I first learned about this rule of thumb at the Air Force Instrument Instructor's Course (AFIIC) where we were told it is derived from the 60-to-1 concept. But is that true? Well let's find out. But first, we'll define the rule, provide an example of its application, and then we'll provide a mathematical proof of the rule.

Thanks as always to Al Klayton, retired Air Force electrical engineer and civilian pilot for help with the trickier math.

Flight levels divided by nautical miles equals gradient.

Figure: Gradient example, from Eddie's notes.

You are at FL410, flying to Boston, and ATC gives you direct ALB with 435 nm to go and you have absolutely nothing to do for the next 48 minutes. But when you get to 180 DME they throw in a curve ball: "Cross 100 miles west of Albany at 10,000 feet."We know the descent gradient is equal to the flight levels to lose divided by the nautical miles to go, but the math

$$\frac{310}{80}=?$$isn't so straight forward.

We want to do this without a calculator, slide rule, or Stephen Hawking in the jump seat. Well, 8 is a factor of 32 — it divides easily — and if we can make the gradient with 320 flight levels to lose we can certainly do it with only 310 flight levels. And that makes life for us as pilots easier:

$$\frac{320}{80}=4$$If we achieve a 4° descent gradient, we will make it to our restriction with room to spare. So leave the boards stowed for now and see what kind of VVI we've got with the power levers at idle.

Figure: 60-to-1 Descent Gradient, from Eddie's notes.

The basic 60-to-1 theory tells us that 1 nautical mile horizontally requires 100 feet vertically at a 1° gradient. A flight level is equal to 100 feet, so the rule follows naturally. If you are at FL450, for example, and center directs you to descend to and maintain 15,000 feet before crossing a fix that you are 75 nm away from, your descent gradient will be:

$\mathrm{Gradient}=\frac{300}{75}=4\xb0$But there is some poetic license here, since an airplane climbing or descending isn't behaving as if on an arc of a circle. The real answer has more to do with trigonometry:

$\mathrm{Vertical\; change}=6076\mathrm{feet}tan\left(1\right)=106.06\mathrm{feet}$In the case of our example, the actual gradient is:

$\mathrm{Gradient}=atan\left(\frac{300}{\left(75\right)\left(6076\right)}\right)=3.77\xb0$So the theory is off by 6 percent, not too bad.

For more about this rule of thumb, see: Procedures & Techniques / Descent.

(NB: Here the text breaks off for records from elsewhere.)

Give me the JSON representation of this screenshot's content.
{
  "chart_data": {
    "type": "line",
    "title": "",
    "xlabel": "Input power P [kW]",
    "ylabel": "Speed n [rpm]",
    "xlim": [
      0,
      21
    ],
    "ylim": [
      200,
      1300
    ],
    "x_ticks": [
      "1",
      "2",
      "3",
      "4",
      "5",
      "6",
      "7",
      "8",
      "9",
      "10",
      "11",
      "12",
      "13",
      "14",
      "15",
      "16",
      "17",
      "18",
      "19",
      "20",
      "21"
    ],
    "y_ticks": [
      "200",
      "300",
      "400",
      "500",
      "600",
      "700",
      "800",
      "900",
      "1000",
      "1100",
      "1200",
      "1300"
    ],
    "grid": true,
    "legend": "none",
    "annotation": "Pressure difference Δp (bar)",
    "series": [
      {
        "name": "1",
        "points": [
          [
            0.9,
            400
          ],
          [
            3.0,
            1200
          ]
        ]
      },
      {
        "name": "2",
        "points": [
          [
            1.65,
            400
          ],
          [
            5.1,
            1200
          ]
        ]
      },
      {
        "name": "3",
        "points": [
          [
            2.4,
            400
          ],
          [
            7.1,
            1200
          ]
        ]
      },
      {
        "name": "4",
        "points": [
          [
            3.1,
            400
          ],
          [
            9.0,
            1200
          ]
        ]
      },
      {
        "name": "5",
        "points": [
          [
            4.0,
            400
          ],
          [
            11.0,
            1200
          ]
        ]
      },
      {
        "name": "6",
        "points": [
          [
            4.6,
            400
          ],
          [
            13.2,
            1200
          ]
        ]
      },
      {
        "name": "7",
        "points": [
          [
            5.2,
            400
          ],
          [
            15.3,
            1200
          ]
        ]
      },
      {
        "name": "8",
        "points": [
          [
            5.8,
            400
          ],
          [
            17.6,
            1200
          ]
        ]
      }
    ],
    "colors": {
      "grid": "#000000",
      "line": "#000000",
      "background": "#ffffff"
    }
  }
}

Portions of this page can be found in the book Flight Lessons 1: Basic Flight, Chapter 24.

Portions of this page can be found in the book Flight Lessons 2: Advanced Flight, Chapter 3.

So what about the claims this rule of thumb is based on 60-to-1? My conclusion: Not really.

Rule of Thumb | 60-to-1? | Trigonometry | π |

Gradient | ✓ |

60-to-1 — Rule of thumb is based on the mathematical relationship of a 360° circle and/or 6076' to 1 nm.

Trigonometry — Rule of thumb is based on the relationship to a right angle and the derived trigonometric functions.

π — Rule of thumb is based on the relationship of a 360° circle, the number π, and/or 6076' to 1 nm.